The Parliamentary Public Accounts Committee has brought to light a scam involving supply of defective sleeping bags to troops positioned at Siachen, the world's highest battlefield.
The Ministry of Defence received 8,588 substandard sleeping bags from Monclear, a French firm, between September 1992 and June 1993 at a cost of 11.86 million Francs, it said in its 46th report tabled in both Houses of Parliament.
The troops were unable to use the bags, the report said.
The committee expressed shock that even though the firm had gone bankrupt, the ministry went ahead to negotiate another deal with it.
The report said, "The questionable role of the Ministry of Defence, particularly the officers responsible for execution of the contract, be entrusted to an independent agency for thorough investigation.
"The manner in which the contract was executed by the ministry gave an unmistakable impression that the intention was always to accommodate the foreign supplier under any circumstances regardless of the quality of the sleeping bags."

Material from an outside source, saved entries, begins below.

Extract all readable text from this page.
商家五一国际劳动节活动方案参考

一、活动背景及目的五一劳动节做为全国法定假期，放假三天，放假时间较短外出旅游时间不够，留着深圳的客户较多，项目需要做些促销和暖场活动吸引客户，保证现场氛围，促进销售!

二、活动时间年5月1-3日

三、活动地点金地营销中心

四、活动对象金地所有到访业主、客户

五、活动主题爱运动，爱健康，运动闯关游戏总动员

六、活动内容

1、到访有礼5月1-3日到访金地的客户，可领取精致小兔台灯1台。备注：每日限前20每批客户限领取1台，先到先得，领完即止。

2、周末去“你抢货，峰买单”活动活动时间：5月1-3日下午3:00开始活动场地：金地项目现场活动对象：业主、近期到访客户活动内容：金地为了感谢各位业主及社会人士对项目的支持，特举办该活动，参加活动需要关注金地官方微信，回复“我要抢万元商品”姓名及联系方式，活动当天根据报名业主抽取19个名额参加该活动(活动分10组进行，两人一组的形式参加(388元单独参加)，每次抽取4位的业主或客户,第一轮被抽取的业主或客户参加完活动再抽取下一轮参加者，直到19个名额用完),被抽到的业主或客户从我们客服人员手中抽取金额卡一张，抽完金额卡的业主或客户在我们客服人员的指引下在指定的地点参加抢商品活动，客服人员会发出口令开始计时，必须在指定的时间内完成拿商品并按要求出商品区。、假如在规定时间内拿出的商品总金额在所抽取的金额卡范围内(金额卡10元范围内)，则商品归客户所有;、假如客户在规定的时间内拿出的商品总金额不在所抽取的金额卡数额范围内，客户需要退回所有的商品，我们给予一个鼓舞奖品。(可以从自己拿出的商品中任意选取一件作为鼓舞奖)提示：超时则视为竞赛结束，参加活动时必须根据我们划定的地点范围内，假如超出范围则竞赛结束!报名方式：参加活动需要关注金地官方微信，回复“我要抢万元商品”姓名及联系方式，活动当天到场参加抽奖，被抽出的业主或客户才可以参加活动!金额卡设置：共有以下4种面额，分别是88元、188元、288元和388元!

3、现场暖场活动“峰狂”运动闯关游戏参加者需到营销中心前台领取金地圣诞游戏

The committee said it was appalling that the ministry had sought to go ahead with the purchases even after the original Swiss supplier, M/S Richner, had lodged a statutory complaint of the sleeping bags being substandard and the French firm being bankrupt.
The PAC pulled up the Directorate General of Quality Assurance for not inspecting the supplies and called for a review of it functioning.
It also rapped the State Bank of India for releasing payments to the French firm when its role was under scrutiny by the government.
The PAC expressed shock that Master General of Ordnance did not take to its logical end the action taken against officials found responsible for the lapses.
"The committee is quite alarmed by the atmosphere of non-accountability that seems to be prevailing in the Ministry of Defence considering the magnitude of defence purchases," the report said.